SWINE FLU HISTORY | SWINE FLU |

Swine flu History:

Swine influenza was first proposed to be a disease related to human influenza during the 1918 flu pandemic, when pigs became sick at the same time as humans. The first identification of an influenza virus as a cause of disease in pigs occurred about ten years later, in 1930.

For the following 60 years, swine influenza strains were almost exclusively H1N1. Then, between 1997 and 2002, new strains of three different subtypes and five different genotypes emerged as causes of influenza among pigs in North America. In 1997–1998, H3N2 strains emerged. These strains, which include genes derived by reassortment from human, swine and avian viruses, have become a major cause of swine influenza in North America. Reassortment between H1N1 and H3N2 produced H1N2. In 1999 in Canada, a strain of H4N6 crossed the species barrier from birds to pigs, but was contained on a single farm.

The H1N1 form of swine flu is one of the descendants of the strain that caused the 1918 flu pandemic. As well as persisting in pigs, the descendants of the 1918 virus have also circulated in humans through the 20th century, contributing to the normal seasonal epidemics of influenza. However, direct transmission from pigs to humans is rare, with only 12 cases in the U.S. since 2005. Nevertheless, the retention of influenza strains in pigs after these strains have disappeared from the human population might make pigs a reservoir where influenza viruses could persist, later emerging to reinvest humans once human immunity to these strains has waned.

Swine flu has been reported numerous times as a zoonosis in humans, usually with limited distribution, rarely with a widespread distribution. Outbreaks in swine are common and cause significant economic losses in industry, primarily by causing stunting and extended time to market. For example, this disease costs the British meat industry about £65 million every year.

Before 2009, there was only one swine influenza outbreak in people that caused public-health concerns. This outbreak occurred in 1979, in soldiers at Fort Dix, New Jersey. One recruit died, and approximately 12 were hospitalized with influenza. Further testing showed that more than 200 recruits had acquired the virus, although most had few or no symptoms. The infecting strain was found to be strongly related to swine influenza virus, raising concerns that a new pandemic might occur. In response, public-health officials began a massive public vaccination program. Up to 25% of people in the United States were vaccinated.

Unfortunately, the 1979 vaccine was associated with a small increased risk of Guillain-Barré syndrome, a serious neurological condition, with the risk estimated to be one to nine excess cases per million doses. Importantly, the 1979 strain did not spread easily from person to person and there was no epidemic. Human cases outside of Fort Dix were uncommon.

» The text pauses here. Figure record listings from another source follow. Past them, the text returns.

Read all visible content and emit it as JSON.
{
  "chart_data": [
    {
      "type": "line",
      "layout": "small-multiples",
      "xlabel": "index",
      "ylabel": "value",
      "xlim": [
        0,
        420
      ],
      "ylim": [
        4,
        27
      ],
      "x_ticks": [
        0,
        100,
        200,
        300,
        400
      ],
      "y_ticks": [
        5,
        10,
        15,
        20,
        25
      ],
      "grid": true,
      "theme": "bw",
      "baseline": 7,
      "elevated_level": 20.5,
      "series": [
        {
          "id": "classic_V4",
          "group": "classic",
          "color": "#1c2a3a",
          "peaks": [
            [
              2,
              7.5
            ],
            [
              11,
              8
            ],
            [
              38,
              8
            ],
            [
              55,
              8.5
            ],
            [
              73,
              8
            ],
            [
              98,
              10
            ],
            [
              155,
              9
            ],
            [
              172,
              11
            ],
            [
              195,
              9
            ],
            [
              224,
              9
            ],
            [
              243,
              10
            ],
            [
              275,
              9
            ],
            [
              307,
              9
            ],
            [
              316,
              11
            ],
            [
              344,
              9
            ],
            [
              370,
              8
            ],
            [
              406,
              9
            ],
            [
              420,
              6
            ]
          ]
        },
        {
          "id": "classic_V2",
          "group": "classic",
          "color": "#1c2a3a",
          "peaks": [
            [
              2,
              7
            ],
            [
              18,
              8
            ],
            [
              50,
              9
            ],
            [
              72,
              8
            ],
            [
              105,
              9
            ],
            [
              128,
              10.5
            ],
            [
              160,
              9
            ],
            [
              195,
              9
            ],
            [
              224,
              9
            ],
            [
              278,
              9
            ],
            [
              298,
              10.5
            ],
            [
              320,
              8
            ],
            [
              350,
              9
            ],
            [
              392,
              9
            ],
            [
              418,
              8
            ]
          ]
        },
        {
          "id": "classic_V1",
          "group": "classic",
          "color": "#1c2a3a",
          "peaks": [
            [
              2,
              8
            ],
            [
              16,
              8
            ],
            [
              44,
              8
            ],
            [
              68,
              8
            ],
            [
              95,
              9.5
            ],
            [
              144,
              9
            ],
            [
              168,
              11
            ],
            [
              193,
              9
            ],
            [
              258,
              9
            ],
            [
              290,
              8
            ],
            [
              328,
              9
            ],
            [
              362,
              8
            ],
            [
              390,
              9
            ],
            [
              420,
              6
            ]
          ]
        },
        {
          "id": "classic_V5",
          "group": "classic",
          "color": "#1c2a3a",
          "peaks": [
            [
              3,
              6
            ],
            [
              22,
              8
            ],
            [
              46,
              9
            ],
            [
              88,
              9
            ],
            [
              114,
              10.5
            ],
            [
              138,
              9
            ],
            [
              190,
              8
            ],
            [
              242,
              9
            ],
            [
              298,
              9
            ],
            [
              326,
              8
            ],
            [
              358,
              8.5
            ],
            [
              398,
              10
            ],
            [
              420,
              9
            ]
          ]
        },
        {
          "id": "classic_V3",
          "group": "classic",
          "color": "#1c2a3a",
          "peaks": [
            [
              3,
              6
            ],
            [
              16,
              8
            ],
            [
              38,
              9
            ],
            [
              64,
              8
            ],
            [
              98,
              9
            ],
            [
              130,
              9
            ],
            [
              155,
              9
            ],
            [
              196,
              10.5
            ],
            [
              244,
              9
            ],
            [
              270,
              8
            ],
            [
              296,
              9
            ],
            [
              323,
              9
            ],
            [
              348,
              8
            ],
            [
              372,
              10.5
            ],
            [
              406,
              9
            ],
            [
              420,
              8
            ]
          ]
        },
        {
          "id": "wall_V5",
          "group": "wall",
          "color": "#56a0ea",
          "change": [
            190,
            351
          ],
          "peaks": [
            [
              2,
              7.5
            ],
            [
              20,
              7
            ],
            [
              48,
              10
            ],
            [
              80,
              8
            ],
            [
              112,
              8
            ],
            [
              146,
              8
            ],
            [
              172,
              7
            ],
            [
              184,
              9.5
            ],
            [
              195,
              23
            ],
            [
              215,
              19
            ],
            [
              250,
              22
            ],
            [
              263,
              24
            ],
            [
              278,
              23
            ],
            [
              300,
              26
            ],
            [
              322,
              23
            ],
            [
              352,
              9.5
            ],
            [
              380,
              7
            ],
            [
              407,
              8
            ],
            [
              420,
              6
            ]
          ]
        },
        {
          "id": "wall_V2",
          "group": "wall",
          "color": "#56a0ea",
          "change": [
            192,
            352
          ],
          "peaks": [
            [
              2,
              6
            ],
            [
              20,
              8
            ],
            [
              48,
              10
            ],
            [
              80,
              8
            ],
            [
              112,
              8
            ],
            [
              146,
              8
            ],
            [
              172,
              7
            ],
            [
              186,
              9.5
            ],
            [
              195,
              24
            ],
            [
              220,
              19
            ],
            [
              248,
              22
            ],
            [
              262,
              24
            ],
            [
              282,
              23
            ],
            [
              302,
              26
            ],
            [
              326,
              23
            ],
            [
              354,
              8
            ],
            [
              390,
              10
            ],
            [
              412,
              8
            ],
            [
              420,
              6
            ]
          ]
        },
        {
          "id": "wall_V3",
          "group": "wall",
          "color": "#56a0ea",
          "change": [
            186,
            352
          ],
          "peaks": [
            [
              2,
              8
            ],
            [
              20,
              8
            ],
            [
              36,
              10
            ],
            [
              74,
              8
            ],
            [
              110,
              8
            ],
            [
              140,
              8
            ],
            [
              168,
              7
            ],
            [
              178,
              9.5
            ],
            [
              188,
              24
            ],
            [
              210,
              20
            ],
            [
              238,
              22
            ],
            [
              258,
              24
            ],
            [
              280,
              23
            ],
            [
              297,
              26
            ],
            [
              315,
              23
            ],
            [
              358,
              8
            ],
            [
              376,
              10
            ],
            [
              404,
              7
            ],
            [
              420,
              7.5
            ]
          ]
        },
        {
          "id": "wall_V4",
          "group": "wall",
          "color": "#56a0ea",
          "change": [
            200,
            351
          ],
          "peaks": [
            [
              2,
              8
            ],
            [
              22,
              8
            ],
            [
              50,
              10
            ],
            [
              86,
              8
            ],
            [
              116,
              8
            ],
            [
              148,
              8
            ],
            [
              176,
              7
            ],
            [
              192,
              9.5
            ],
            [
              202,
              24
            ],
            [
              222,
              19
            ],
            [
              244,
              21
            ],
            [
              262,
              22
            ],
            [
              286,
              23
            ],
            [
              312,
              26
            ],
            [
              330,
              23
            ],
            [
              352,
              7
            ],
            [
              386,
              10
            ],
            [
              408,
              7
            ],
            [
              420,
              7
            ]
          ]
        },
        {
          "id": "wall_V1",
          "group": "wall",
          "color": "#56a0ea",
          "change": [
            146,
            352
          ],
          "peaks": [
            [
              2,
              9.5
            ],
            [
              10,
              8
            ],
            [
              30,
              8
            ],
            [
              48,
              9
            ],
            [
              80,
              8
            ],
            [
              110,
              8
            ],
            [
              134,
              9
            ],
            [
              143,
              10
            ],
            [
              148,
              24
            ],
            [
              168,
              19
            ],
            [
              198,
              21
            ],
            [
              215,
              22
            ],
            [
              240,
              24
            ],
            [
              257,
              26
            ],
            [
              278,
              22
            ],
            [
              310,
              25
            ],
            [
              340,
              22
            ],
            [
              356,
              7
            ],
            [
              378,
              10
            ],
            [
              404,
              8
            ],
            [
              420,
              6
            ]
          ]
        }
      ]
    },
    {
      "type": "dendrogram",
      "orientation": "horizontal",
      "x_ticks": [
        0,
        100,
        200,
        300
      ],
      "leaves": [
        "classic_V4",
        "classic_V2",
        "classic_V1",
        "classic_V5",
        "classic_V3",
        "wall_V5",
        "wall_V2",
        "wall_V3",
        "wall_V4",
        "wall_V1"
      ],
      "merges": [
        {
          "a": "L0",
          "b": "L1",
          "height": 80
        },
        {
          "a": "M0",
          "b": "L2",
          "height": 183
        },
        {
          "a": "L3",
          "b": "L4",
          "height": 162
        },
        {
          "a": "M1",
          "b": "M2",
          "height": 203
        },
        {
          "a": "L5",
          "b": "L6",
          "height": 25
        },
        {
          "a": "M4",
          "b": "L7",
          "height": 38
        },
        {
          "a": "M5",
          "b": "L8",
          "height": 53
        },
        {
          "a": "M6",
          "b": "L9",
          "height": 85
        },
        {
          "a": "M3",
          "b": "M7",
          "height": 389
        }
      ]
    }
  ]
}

The H1N1 viral strain implicated in the 2009 flu pandemic among humans often is called “swine flu” because initial testing showed many of the genes in the virus were similar to influenza viruses normally occurring in North American swine. Further research has shown that three-quarters or six out of the eight gene segments of the 2009 virus arose from the 1998 North American swine flu strains which emerged from the first-ever reported triple-hybrid virus of 1998.

In late April, Margaret Chan, the World Health Organization’s director-general, declared a “public health emergency of international concern” under the rules of the WHO’s new International Health Regulations when the first cases of the H1N1 virus were reported in the United States. Following the outbreak, on May 2, 2009, it was reported in pigs at a farm in Alberta, Canada, with a link to the outbreak in Mexico. The pigs are suspected to have caught this new strain of virus from a farm worker who recently returned from Mexico, then showed symptoms of an influenza-like illness. These are probable cases, pending confirmation by laboratory testing.